Cam, Nick i Aiden wymienili znaczne spojrzenia. Kryło się w nich niedowierzanie.

-Nie możemy Julie..przykro nam.

Nie dopuszczę, żeby kolejny raz, ludzie na których mi zależy zostali pozbawieni życia. Choć wiedziałam,że nie odpuszczą. Ja jednak zamierzałam wplątywać ich w moje sprawy. Od teraz działam sama i to ode mnie będzie zależeć, w jaki sposób pokonam tego drania podziemi.

---------------------------------------------------------

Wróciliśmy do domu. Przed wejściem pociągnęłam mojego wybawiciela za rękę.

- Możemy porozmawiać?

- Jasne.- odparł tylko.

Brunet zaprowadził mnie na tyły domu, gdzie stała drewniana ławeczka. Usiedliśmy obok siebie w ciszy.

Chciałam ją przełamać. Odezwałam się wciąż wstrząśnięta.
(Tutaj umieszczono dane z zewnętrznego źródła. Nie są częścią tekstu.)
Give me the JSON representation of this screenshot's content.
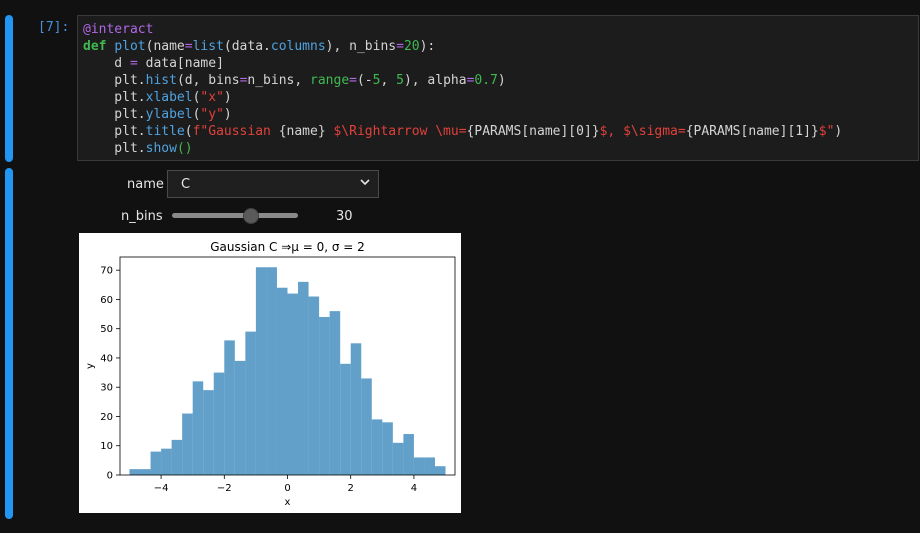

-Chciałam..Chciałam ci podziękować. Nie wiem co się stało, ale uratowałeś mi życie. Nie spodziewałam się tego, zważywszy na ostatni...

-Julie, nie chodzi o ciebie. Zachowywałem się jak dupek- uśmiechnął się- ale przyznaj że ci się to podobało.

Ugh...

- Głupek..

-Przepraszam, nie powinienem był ..nie teraz....Czy ty chciałaś rzucić się pod samochód?

-Żartujesz prawda? Ten samochód jechał prosto na mnie, nie mogłam nic zrobić..Myślałam, że to koniec..

- Myśleliśmy, że chcesz się rzucić pod samochód, Julie, tak to wyglądało. Przysięgam.

-Ja nie...To te głosy...

-Jakie głosy?

Nie odpowiedziałam, gdyż byłam zajęta przetwarzaniem informacji i składanie wszsytkiego w jedną spójną całość.

-Ej mówię do ciebie! Jakie głosy? Słyszałaś coś?

-Tak, może to co powiem będzie dziwne, ale..kiedy stałam przed tym jak oślepiły mnie światła auta nie mogłam się poruszyć. Jakby...jakby...jakiś głos chciał żebym ... jakby ktoś chciał za wszelką cenę mojego wypadku.